New ARI ACP Article: Particles from paints, pesticides have deadly impact

Wednesday 28th of July 2021 01:00:00 PM


July 27, 2021—Air pollution caused by daily use of chemical products and fuels—including paints, pesticides, charcoal and gases from vehicle tailpipes—contributes to hundreds of thousands of premature deaths around the world, according to a new University of Colorado Boulder-led study. 

The new work, led by former Cooperative Institute for Research in Environmental Sciences (CIRES) postdoctoral researcher Benjamin Nault and CIRES Fellow Jose-Luis Jimenez, calculated that air pollution caused by “anthropogenic secondary organic aerosol,” tiny particles in the atmosphere that form from chemicals emitted by human activities, causes 340,000-900,000 premature deaths yearly. 

“That’s more than 10 times as many deaths as previously estimated,” said Nault, who is now a scientist at Aerodyne Research, Inc. His work, published today in Atmospheric Chemistry and Physics, builds on findings by CU Boulder, NOAA, NASA and others that emissions from everyday products are increasingly important in forming pollutants in urban air. 

Atmospheric researchers have long understood that  tiny, inhalable particles in the atmosphere can damage people’s lungs and increase mortality risk. Studies have estimated that fine particle pollution, often called PM2.5, leads to 3-4 million premature deaths globally per year, possibly more. 

Many countries have laws limiting how many of those particles get into the atmosphere. The U.S. regulates soot from power plants and diesel exhaust, for example, which are “direct” sources of particulate matter. And regulations also target fossil fuel emissions of sulfur and nitrogen oxides, which can react in the atmosphere to form fine particles—an indirect, “secondary inorganic” source of particles.

The new work suggests that a third broad category of chemicals—anthropogenic secondary organic pollutants—is a significant indirect source of deadly fine particles. 

To determine the mortality impact of several sources of fine particles, the team dug into data from 11 comprehensive air quality studies carried out in cities around the world in the last two decades. They drew on detailed databases of chemical emissions from cities including Beijing, London, and New York City, and they ran those numbers through sophisticated air quality models that also incorporate satellite data. 

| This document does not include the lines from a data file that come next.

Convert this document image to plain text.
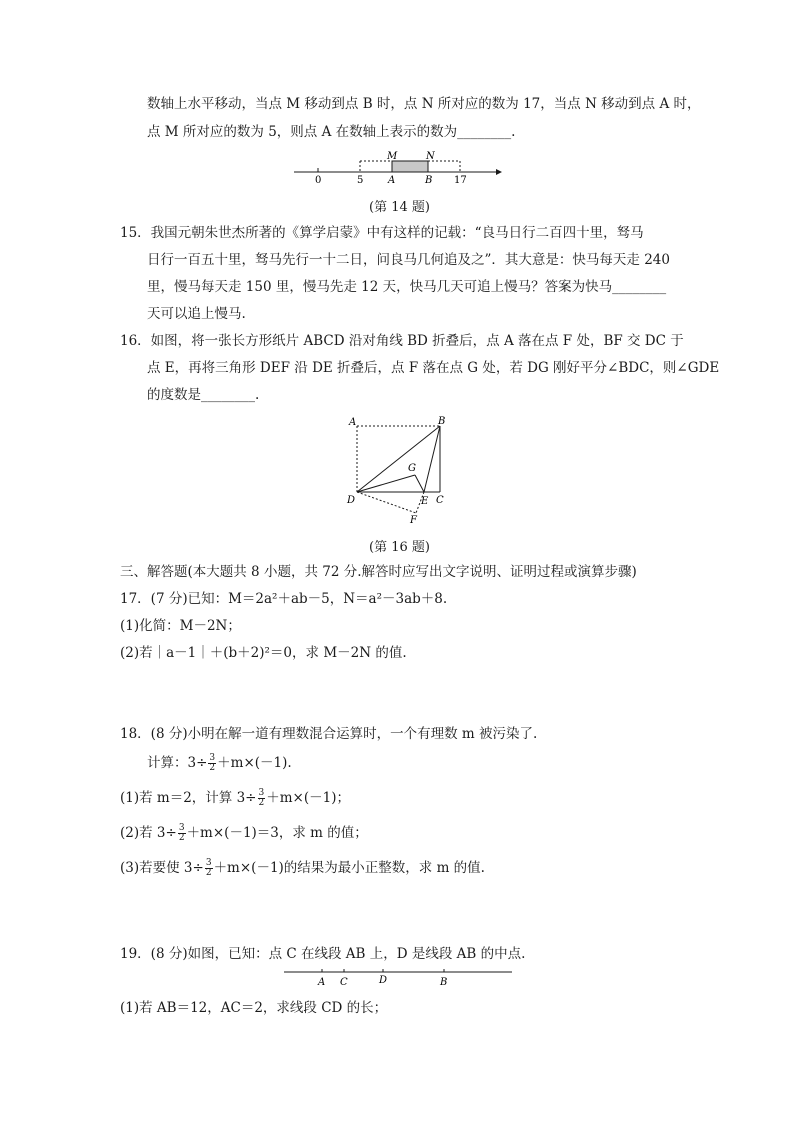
数轴上水平移动，当点 M 移动到点 B 时，点 N 所对应的数为 17，当点 N 移动到点 A 时，
点 M 所对应的数为 5，则点 A 在数轴上表示的数为________.
0	5 A	B 17
M	N
(第 14 题)
15．我国元朝朱世杰所著的《算学启蒙》中有这样的记载：“良马日行二百四十里，驽马
日行一百五十里，驽马先行一十二日，问良马几何追及之”．其大意是：快马每天走 240
里，慢马每天走 150 里，慢马先走 12 天，快马几天可追上慢马？答案为快马________
天可以追上慢马.
16．如图，将一张长方形纸片 ABCD 沿对角线 BD 折叠后，点 A 落在点 F 处，BF 交 DC 于
点 E，再将三角形 DEF 沿 DE 折叠后，点 F 落在点 G 处，若 DG 刚好平分∠BDC，则∠GDE
的度数是________.
A	B
C
D	E
F
G
(第 16 题)
三、解答题(本大题共 8 小题，共 72 分.解答时应写出文字说明、证明过程或演算步骤)
17．(7 分)已知：M＝2a²＋ab－5，N＝a²－3ab＋8.
(1)化简：M－2N；
(2)若｜a－1｜＋(b＋2)²＝0，求 M－2N 的值.
18．(8 分)小明在解一道有理数混合运算时，一个有理数 m 被污染了.
计算：$3\div \frac{3}{2} +m\times(-1)$.
(1)若 m＝2，计算 $3\div \frac{3}{2} +m\times(-1)$；
(2)若 $3\div \frac{3}{2} +m\times(-1)=3$，求 m 的值；
(3)若要使 $3\div \frac{3}{2} +m\times(-1)$的结果为最小正整数，求 m 的值.
19．(8 分)如图，已知：点 C 在线段 AB 上，D 是线段 AB 的中点.
A C	D	B
(1)若 AB＝12，AC＝2，求线段 CD 的长；
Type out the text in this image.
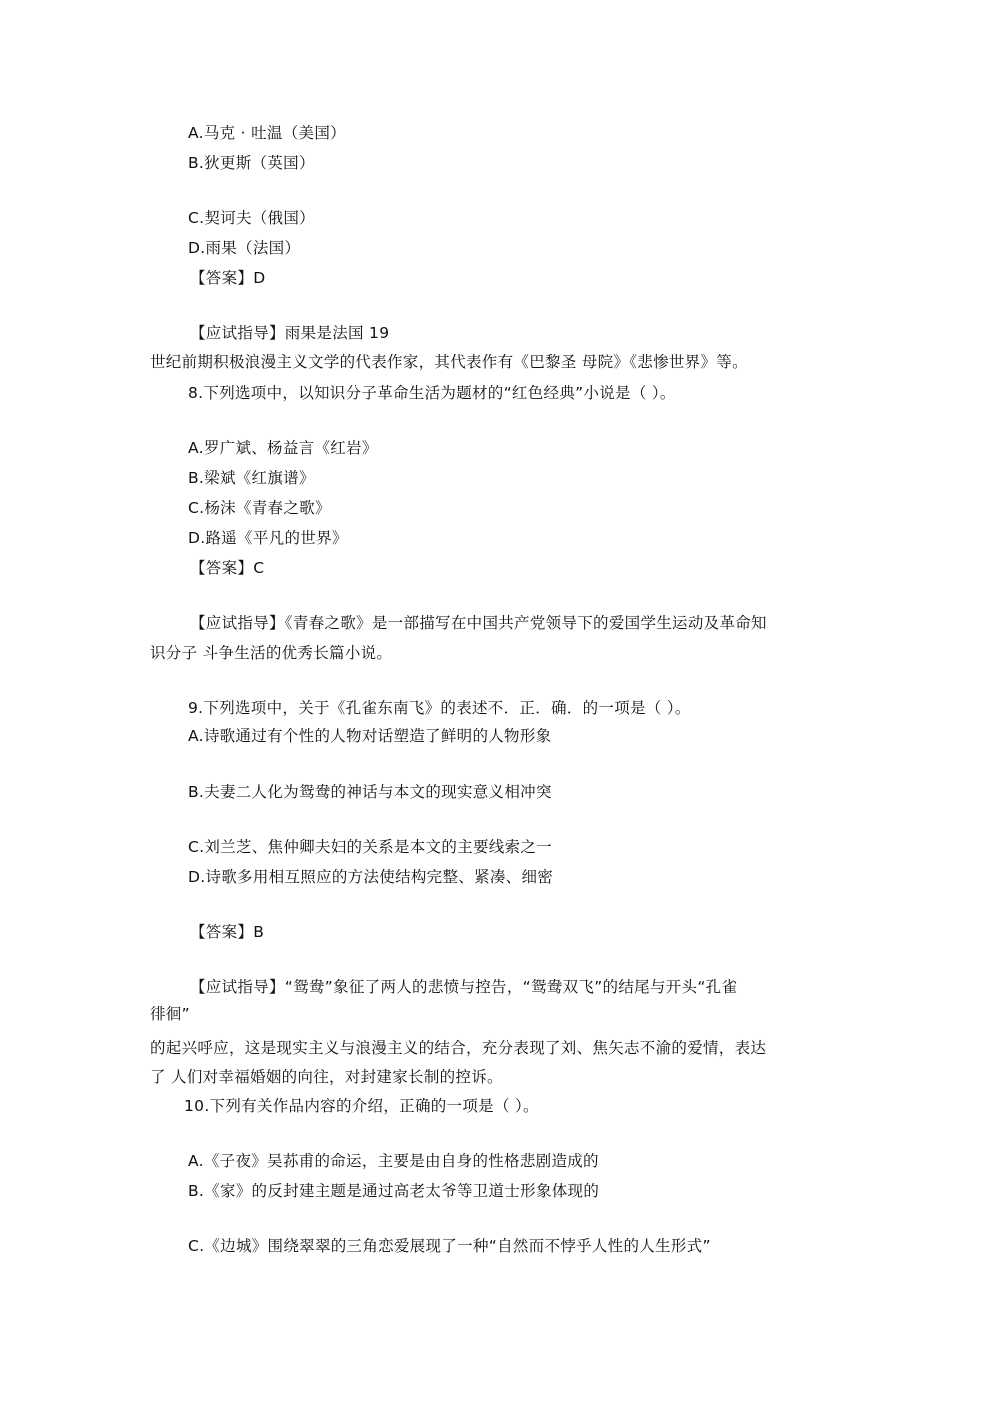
A.马克 · 吐温（美国）
B.狄更斯（英国）
C.契诃夫（俄国）
D.雨果（法国）
【答案】D
【应试指导】雨果是法国 19
世纪前期积极浪漫主义文学的代表作家，其代表作有《巴黎圣 母院》《悲惨世界》等。
8.下列选项中，以知识分子革命生活为题材的“红色经典”小说是（ ）。
A.罗广斌、杨益言《红岩》
B.梁斌《红旗谱》
C.杨沫《青春之歌》
D.路遥《平凡的世界》
【答案】C
【应试指导】《青春之歌》是一部描写在中国共产党领导下的爱国学生运动及革命知
识分子 斗争生活的优秀长篇小说。
9.下列选项中，关于《孔雀东南飞》的表述不．正．确．的一项是（ ）。
A.诗歌通过有个性的人物对话塑造了鲜明的人物形象
B.夫妻二人化为鸳鸯的神话与本文的现实意义相冲突
C.刘兰芝、焦仲卿夫妇的关系是本文的主要线索之一
D.诗歌多用相互照应的方法使结构完整、紧凑、细密
【答案】B
【应试指导】“鸳鸯”象征了两人的悲愤与控告，“鸳鸯双飞”的结尾与开头“孔雀
徘徊”
的起兴呼应，这是现实主义与浪漫主义的结合，充分表现了刘、焦矢志不渝的爱情，表达
了 人们对幸福婚姻的向往，对封建家长制的控诉。
10.下列有关作品内容的介绍，正确的一项是（ ）。
A.《子夜》吴荪甫的命运，主要是由自身的性格悲剧造成的
B.《家》的反封建主题是通过高老太爷等卫道士形象体现的
C.《边城》围绕翠翠的三角恋爱展现了一种“自然而不悖乎人性的人生形式”
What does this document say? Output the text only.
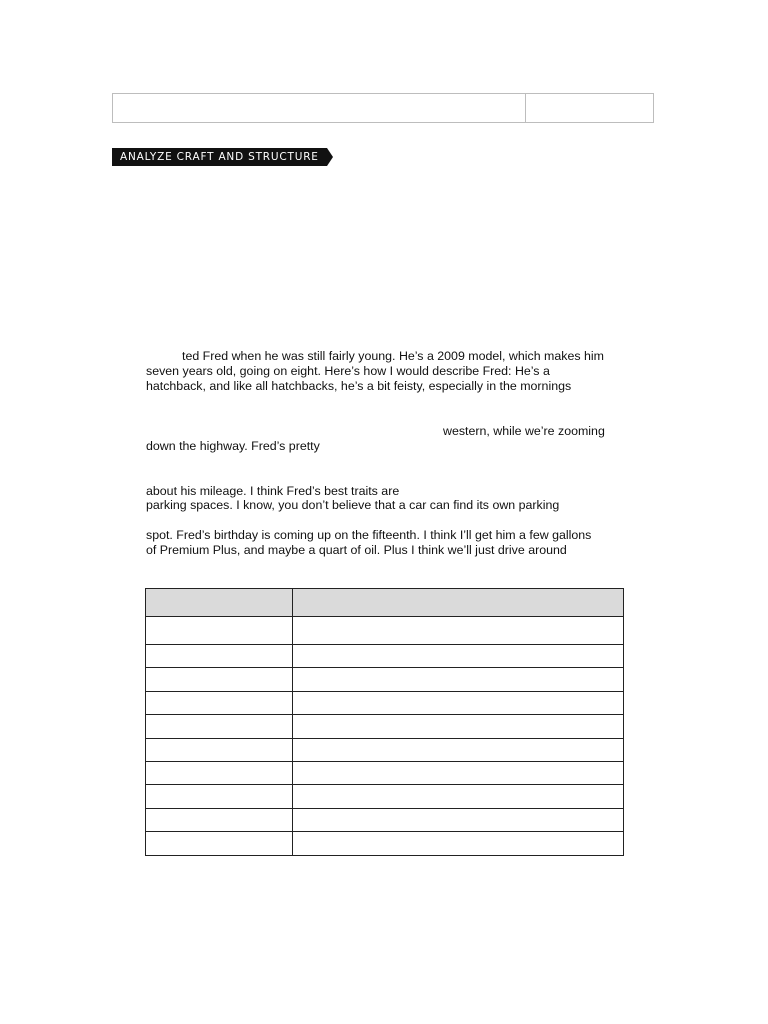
ANALYZE CRAFT AND STRUCTURE
ted Fred when he was still fairly young. He’s a 2009 model, which makes him
seven years old, going on eight. Here’s how I would describe Fred: He’s a
hatchback, and like all hatchbacks, he’s a bit feisty, especially in the mornings
western, while we’re zooming
down the highway. Fred’s pretty
about his mileage. I think Fred’s best traits are
parking spaces. I know, you don’t believe that a car can find its own parking
spot. Fred’s birthday is coming up on the fifteenth. I think I’ll get him a few gallons
of Premium Plus, and maybe a quart of oil. Plus I think we’ll just drive around
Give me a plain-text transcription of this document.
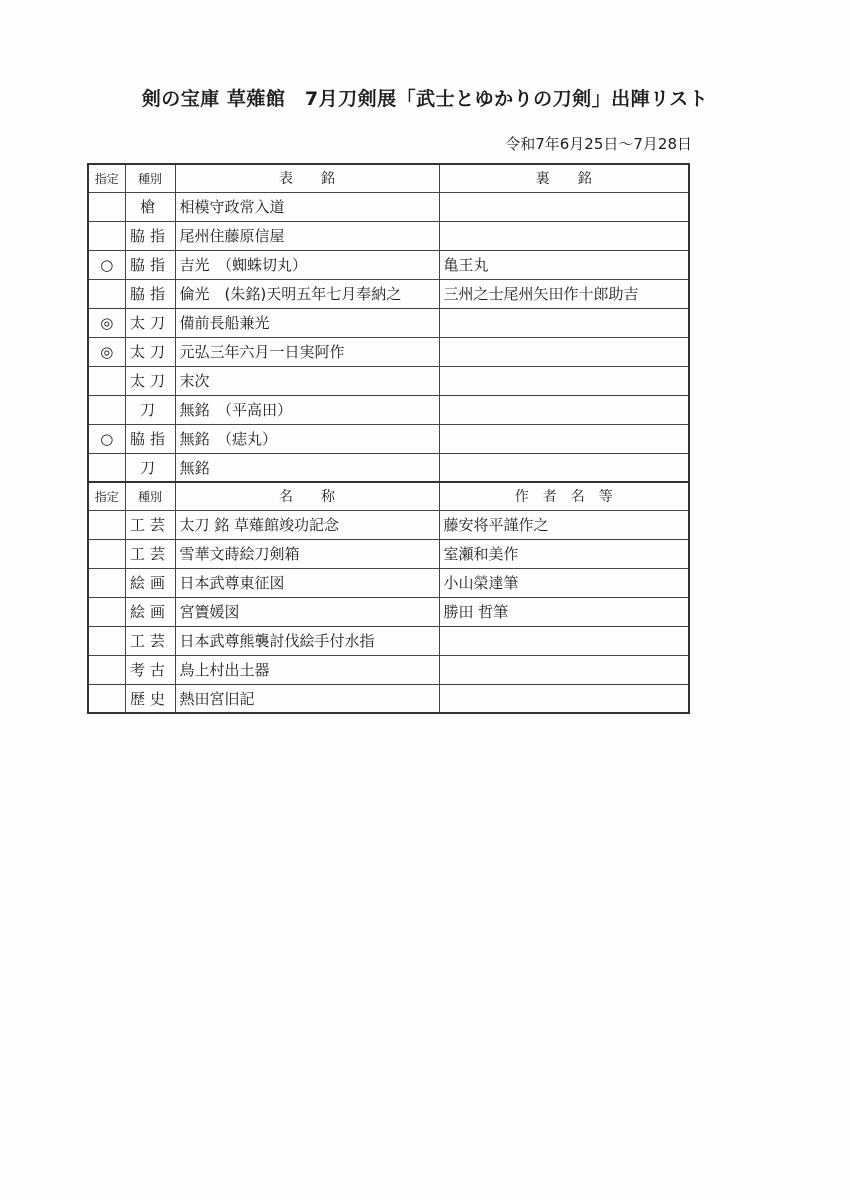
剣の宝庫 草薙館　7月刀剣展「武士とゆかりの刀剣」出陣リスト
令和7年6月25日～7月28日
指定	種別	表　　銘	裏　　銘
	槍	相模守政常入道	
	脇指	尾州住藤原信屋	
○	脇指	吉光　（蜘蛛切丸）	亀王丸
	脇指	倫光　(朱銘)天明五年七月奉納之	三州之士尾州矢田作十郎助吉
◎	太刀	備前長船兼光	
◎	太刀	元弘三年六月一日実阿作	
	太刀	末次	
	刀	無銘　（平高田）	
○	脇指	無銘　（痣丸）	
	刀	無銘	
指定	種別	名　　称	作　者　名　等
	工芸	太刀 銘 草薙館竣功記念	藤安将平謹作之
	工芸	雪華文蒔絵刀剣箱	室瀬和美作
	絵画	日本武尊東征図	小山榮達筆
	絵画	宮簀媛図	勝田 哲筆
	工芸	日本武尊熊襲討伐絵手付水指	
	考古	鳥上村出土器	
	歴史	熱田宮旧記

They found that the production of secondary organic aerosol in those 11 cities was strongly correlated with specific organic compounds emitted by people’s activities. The chemicals at issue—called aromatics and intermediate- and semi-volatile organic compounds—are emitted from tailpipes and cooking fuels like wood and charcoal, and increasingly also from industrial solvents, house paints, cleaning products, and other chemicals.

Air quality regulations have tended to focus on volatile chemicals that produce ozone, another hazardous pollutant, said Jimenez, who is also a professor of chemistry at CU Boulder. But it is increasingly clear, most recently from the new work, that chemicals which contribute little to ozone formation may still contribute seriously to particle formation. 

“Because this effect has been thought to be small, it hasn’t been targeted for control,” Jimenez said. “But when you take the atmospheric chemistry into account and put it into a model, you find that this particular source is killing a lot of people.”

Nault and Jimenez said they hope to expand their work to include more urban areas of the world, where there haven’t been enough measurements yet to confirm that volatile chemical products contribute substantially to fine particles. But the trend is holding so far in all places where there are enough measurements.